Acórdão do Tribunal da Relação de Lisboa
Processo:
19373/17.0T8SNT.L1-8
Relator: TERESA PRAZERES PAIS
Descritores: CONTRATO DE ARRENDAMENTO
RESOLUÇÃO DO CONTRATO
NRAU
RENDAS
MORA
ACÇÃO JUDICIAL
Nº do Documento: RL
Data do Acordão: 11/29/2018
Votação: UNANIMIDADE
Texto Integral: S
Texto Parcial: N
Meio Processual: APELAÇÃO
Decisão: IMPROCEDENTE
Sumário: O meio extrajudicial de resolução do contrato de arrendamento por falta de pagamento de rendas, previsto no NRAU, é optativo.
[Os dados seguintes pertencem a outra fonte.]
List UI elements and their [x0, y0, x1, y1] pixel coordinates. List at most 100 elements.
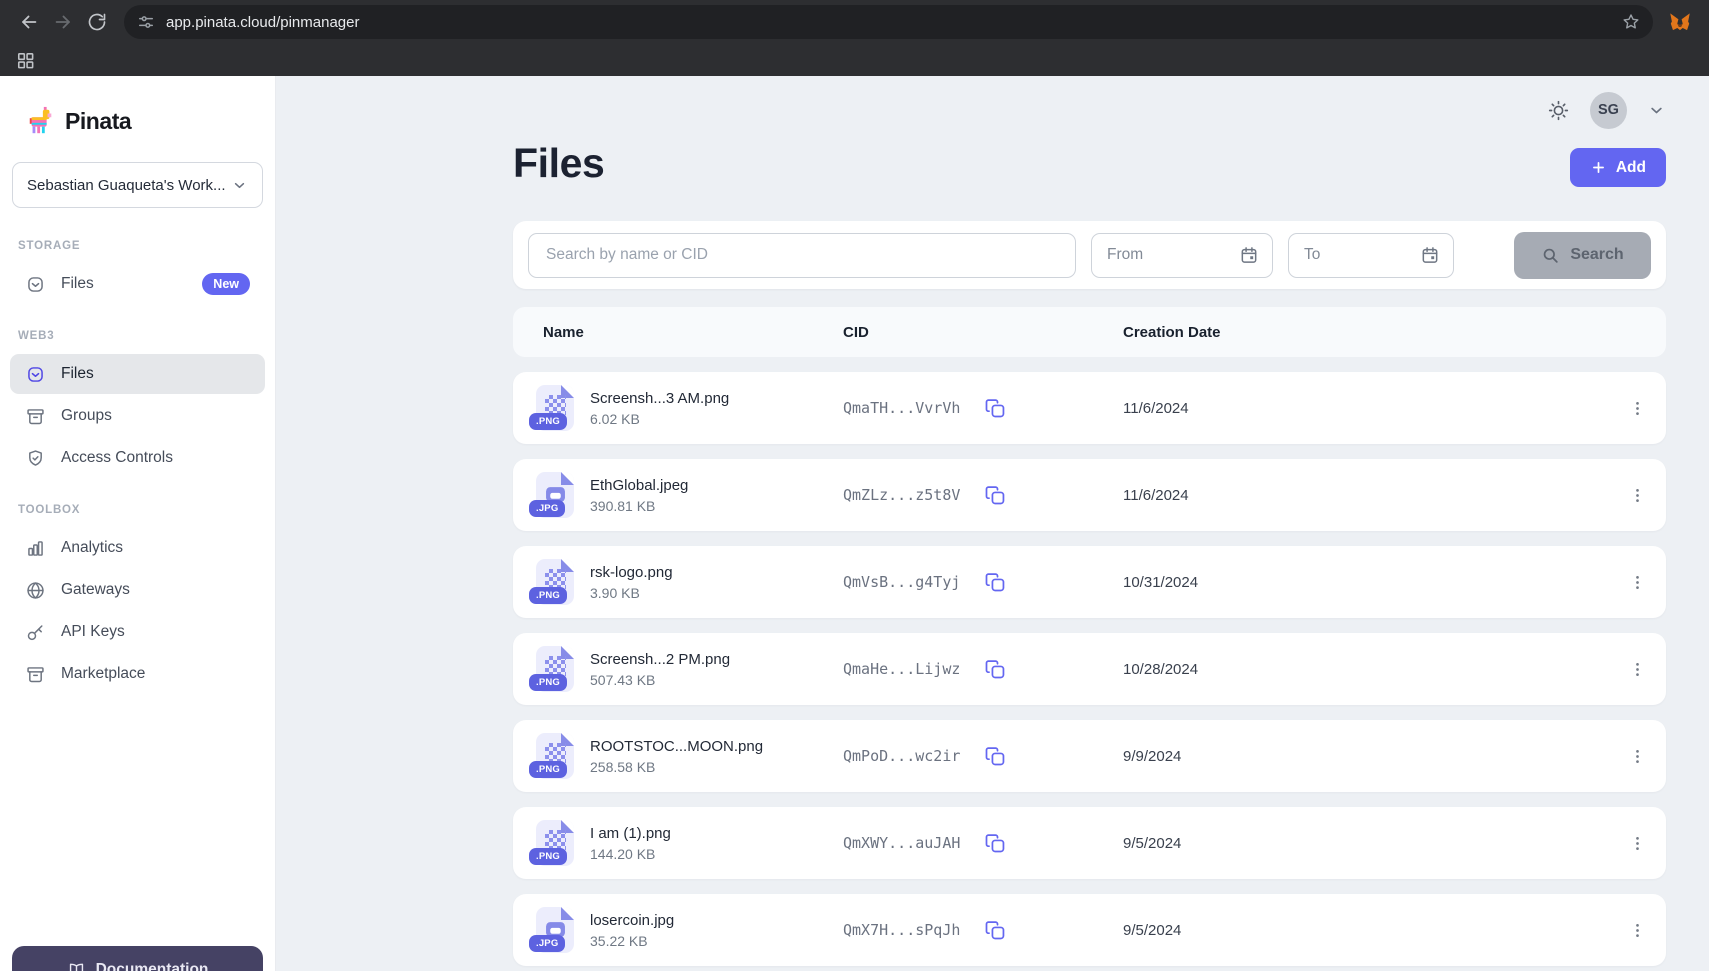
sidebar-item-marketplace[interactable]: Marketplace: [10, 654, 265, 694]
row-menu-button[interactable]: [1622, 654, 1652, 684]
copy-cid-button[interactable]: [984, 397, 1007, 420]
row-menu-button[interactable]: [1622, 915, 1652, 945]
file-list: .PNG Screensh...3 AM.png6.02 KB QmaTH...Vv…: [513, 372, 1666, 966]
copy-icon: [984, 571, 1007, 594]
theme-toggle-button[interactable]: [1547, 99, 1570, 122]
page-title: Files: [513, 140, 604, 187]
url-text[interactable]: app.pinata.cloud/pinmanager: [166, 14, 1607, 31]
bookmarks-bar: [0, 44, 1709, 76]
grid-icon: [16, 51, 35, 70]
archive-icon: [25, 664, 46, 685]
sidebar-item-api-keys[interactable]: API Keys: [10, 612, 265, 652]
inbox-icon: [25, 364, 46, 385]
sidebar-item-label: Groups: [61, 407, 112, 425]
sidebar-item-groups[interactable]: Groups: [10, 396, 265, 436]
column-cid: CID: [843, 324, 1123, 341]
file-extension-badge: .PNG: [529, 674, 567, 691]
file-size: 6.02 KB: [590, 411, 729, 427]
creation-date: 9/9/2024: [1123, 748, 1604, 765]
file-name-block: EthGlobal.jpeg390.81 KB: [590, 477, 688, 514]
cid-cell: QmZLz...z5t8V: [843, 484, 1123, 507]
table-row[interactable]: .PNGrsk-logo.png3.90 KBQmVsB...g4Tyj10/3…: [513, 546, 1666, 618]
from-date-input[interactable]: From: [1091, 233, 1273, 278]
table-header: Name CID Creation Date: [513, 307, 1666, 357]
pinata-logo-icon: [26, 106, 56, 136]
cid-value: QmVsB...g4Tyj: [843, 573, 960, 591]
to-date-input[interactable]: To: [1288, 233, 1454, 278]
cid-value: QmPoD...wc2ir: [843, 747, 960, 765]
brand-name: Pinata: [65, 108, 131, 135]
add-button[interactable]: Add: [1570, 148, 1666, 187]
apps-grid-button[interactable]: [10, 47, 40, 73]
site-settings-icon[interactable]: [136, 12, 156, 32]
sidebar-item-gateways[interactable]: Gateways: [10, 570, 265, 610]
sidebar-item-files[interactable]: Files: [10, 354, 265, 394]
kebab-menu-icon: [1628, 921, 1647, 940]
browser-back-button[interactable]: [12, 5, 46, 39]
sidebar: Pinata Sebastian Guaqueta's Work... STOR…: [0, 76, 276, 971]
file-size: 144.20 KB: [590, 846, 671, 862]
avatar[interactable]: SG: [1590, 92, 1627, 129]
kebab-menu-icon: [1628, 399, 1647, 418]
add-button-label: Add: [1616, 159, 1646, 177]
file-size: 35.22 KB: [590, 933, 674, 949]
file-name: rsk-logo.png: [590, 564, 673, 581]
search-input[interactable]: [528, 233, 1076, 278]
browser-refresh-button[interactable]: [80, 5, 114, 39]
copy-icon: [984, 397, 1007, 420]
sun-icon: [1547, 99, 1570, 122]
copy-icon: [984, 484, 1007, 507]
avatar-initials: SG: [1598, 102, 1619, 118]
row-menu-button[interactable]: [1622, 480, 1652, 510]
row-menu-button[interactable]: [1622, 828, 1652, 858]
workspace-selector[interactable]: Sebastian Guaqueta's Work...: [12, 162, 263, 208]
sidebar-item-label: Files: [61, 365, 94, 383]
copy-cid-button[interactable]: [984, 832, 1007, 855]
cid-value: QmaTH...VvrVh: [843, 399, 960, 417]
sidebar-item-analytics[interactable]: Analytics: [10, 528, 265, 568]
globe-icon: [25, 580, 46, 601]
table-row[interactable]: .JPGEthGlobal.jpeg390.81 KBQmZLz...z5t8V…: [513, 459, 1666, 531]
file-name-block: rsk-logo.png3.90 KB: [590, 564, 673, 601]
copy-cid-button[interactable]: [984, 484, 1007, 507]
table-row[interactable]: .PNGScreensh...2 PM.png507.43 KBQmaHe...…: [513, 633, 1666, 705]
file-name-block: losercoin.jpg35.22 KB: [590, 912, 674, 949]
filter-bar: From To Search: [513, 221, 1666, 289]
copy-cid-button[interactable]: [984, 919, 1007, 942]
file-size: 390.81 KB: [590, 498, 688, 514]
shield-check-icon: [25, 448, 46, 469]
copy-cid-button[interactable]: [984, 745, 1007, 768]
account-menu-button[interactable]: [1647, 101, 1666, 120]
copy-cid-button[interactable]: [984, 658, 1007, 681]
chevron-down-icon: [231, 177, 248, 194]
search-button[interactable]: Search: [1514, 232, 1651, 279]
table-row[interactable]: .PNGI am (1).png144.20 KBQmXWY...auJAH9/…: [513, 807, 1666, 879]
bookmark-star-button[interactable]: [1617, 8, 1645, 36]
new-badge: New: [202, 273, 250, 295]
file-extension-badge: .PNG: [529, 413, 567, 430]
copy-cid-button[interactable]: [984, 571, 1007, 594]
file-type-icon: .PNG: [536, 385, 574, 431]
file-extension-badge: .PNG: [529, 587, 567, 604]
file-name-cell: .JPGEthGlobal.jpeg390.81 KB: [536, 472, 843, 518]
file-name: Screensh...2 PM.png: [590, 651, 730, 668]
row-menu-button[interactable]: [1622, 393, 1652, 423]
inbox-icon: [25, 274, 46, 295]
file-name-block: Screensh...3 AM.png6.02 KB: [590, 390, 729, 427]
table-row[interactable]: .JPGlosercoin.jpg35.22 KBQmX7H...sPqJh9/…: [513, 894, 1666, 966]
table-row[interactable]: .PNG Screensh...3 AM.png6.02 KB QmaTH...Vv…: [513, 372, 1666, 444]
row-menu-button[interactable]: [1622, 567, 1652, 597]
table-row[interactable]: .PNGROOTSTOC...MOON.png258.58 KBQmPoD...…: [513, 720, 1666, 792]
sidebar-item-files-storage[interactable]: FilesNew: [10, 264, 265, 304]
key-icon: [25, 622, 46, 643]
cid-value: QmZLz...z5t8V: [843, 486, 960, 504]
row-menu-button[interactable]: [1622, 741, 1652, 771]
title-row: Files Add: [513, 140, 1666, 187]
workspace-name: Sebastian Guaqueta's Work...: [27, 177, 226, 194]
sidebar-section-label: WEB3: [0, 306, 275, 352]
address-bar[interactable]: app.pinata.cloud/pinmanager: [124, 5, 1653, 39]
sidebar-item-access-controls[interactable]: Access Controls: [10, 438, 265, 478]
metamask-extension-button[interactable]: [1663, 5, 1697, 39]
documentation-button[interactable]: Documentation: [12, 946, 263, 971]
browser-forward-button[interactable]: [46, 5, 80, 39]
Assim, o senhorio pode resolver o contrato com esse fundamento, utilizando o meio processual comum de despejo logo que o arrendatário esteja em mora relevante.
Decisão Texto Parcial:
Decisão Texto Integral: Acordam no Tribunal da Relação de Lisboa.


Relatório:


A… veio intentar a presente ação declarativa de condenação, sob a forma de processo comum contra “S…LDA.” e contra R…ambas as partes, melhor identificadas nos autos, formulando os seguintes pedidos:
a)- Ser declarada a resolução do contrato de arrendamento existente entre as partes e, consequentemente, ser a Ré condenada a entregar ao Autor o locado (fracção “A” do prédio urbano em regime de propriedade horizontal sito na …..inscrito na matriz predial urbana sob o artigo 330 da freguesia de …., concelho da A…), livre e devoluto de pessoas e bens próprios.

b)- Serem os Réus condenados solidariamente a pagar ao Autor os seguintes valores:
a.- € 8.712,50 relativamente a rendas vencidas;
b.- as rendas vincendas, à razão de €1.387,50 cada, com início na que se vencer em Novembro de 2017 e subsequentes até à efectiva entrega do locado.
c.€ 203,84 relativamente a juros de mora vencidos à taxa comercial;
d.- Juros de mora vincendos à taxa comercial sobre a data de vencimento de cada prestação e até à efetiva entrega do locado.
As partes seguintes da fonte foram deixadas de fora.